Dr. Herzog is Professor of Medicine and Pathology at Yale School of Medicine. Her training as a physician scientist inspires her motivation to seek new treatments for chronic lung diseases. She spent more than 15 years pursuing this goal by studying mechanisms of fibrotic remodeling in the adult mammalian lung. Her laboratory has had a sustained impact on the field of pulmonary fibrosis and is credited with several seminal discoveries that have been verified and reproduced in laboratories around the world. Her early work helped ignite interest in the mechanism(s) through which innate immunity is linked to pulmonary fibrosis.

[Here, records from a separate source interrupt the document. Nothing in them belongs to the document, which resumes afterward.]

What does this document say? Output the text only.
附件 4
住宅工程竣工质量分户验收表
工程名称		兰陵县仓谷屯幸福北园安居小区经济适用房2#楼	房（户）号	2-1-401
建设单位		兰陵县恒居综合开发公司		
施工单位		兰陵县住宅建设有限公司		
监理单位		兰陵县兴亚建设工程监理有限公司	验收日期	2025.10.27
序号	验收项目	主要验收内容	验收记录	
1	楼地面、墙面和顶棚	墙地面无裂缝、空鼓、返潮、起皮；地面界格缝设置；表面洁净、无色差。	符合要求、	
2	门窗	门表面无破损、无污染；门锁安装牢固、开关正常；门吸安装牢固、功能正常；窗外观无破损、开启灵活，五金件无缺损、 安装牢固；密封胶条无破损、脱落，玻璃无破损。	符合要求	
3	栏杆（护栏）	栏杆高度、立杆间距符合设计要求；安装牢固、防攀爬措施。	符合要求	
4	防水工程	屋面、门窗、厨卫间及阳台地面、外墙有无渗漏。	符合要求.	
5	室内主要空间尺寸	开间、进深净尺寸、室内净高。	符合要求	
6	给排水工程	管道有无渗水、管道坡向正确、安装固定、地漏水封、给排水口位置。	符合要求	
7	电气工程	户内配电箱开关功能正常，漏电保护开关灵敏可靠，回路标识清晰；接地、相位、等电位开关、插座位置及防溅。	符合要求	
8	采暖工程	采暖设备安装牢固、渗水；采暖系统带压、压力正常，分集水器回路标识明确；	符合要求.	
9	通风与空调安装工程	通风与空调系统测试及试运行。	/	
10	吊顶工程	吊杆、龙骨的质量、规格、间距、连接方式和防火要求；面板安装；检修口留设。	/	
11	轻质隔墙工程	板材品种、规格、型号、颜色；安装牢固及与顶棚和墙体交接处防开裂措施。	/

For example, her lab was the first to report that monocytes from patients with Scleroderma associated lung fibrosis adopt profibrotic properties following DAMP stimulation. She reported that the lungs of mice exposed to fibrotic stimuli, and humans with IPF, contain aberrantly activated macrophages that can be repolarized with innate immune agonists to attenuate experimentally induced lung fibrosis, a discovery that has informed the development of therapeutic agents that are in various stages of clinical development. She is credited with linking intracellular DNA sensors and their ligands with numerous forms of interstitial lung disease. Most recently she reported that a previously unrecognized nerve-lung connection drives mammalian lung fibrosis.  As the founding director of Yale's ILD Center of Excellence she bridges the gap between clinical medicine and basic science by providing access to cutting edge therapies and compassionate, patient centered care.  Finally, in her role of Associate Dean of Student Research at Yale School of Medicine, she is responsible for developing the careers of the next generation of medical scientists.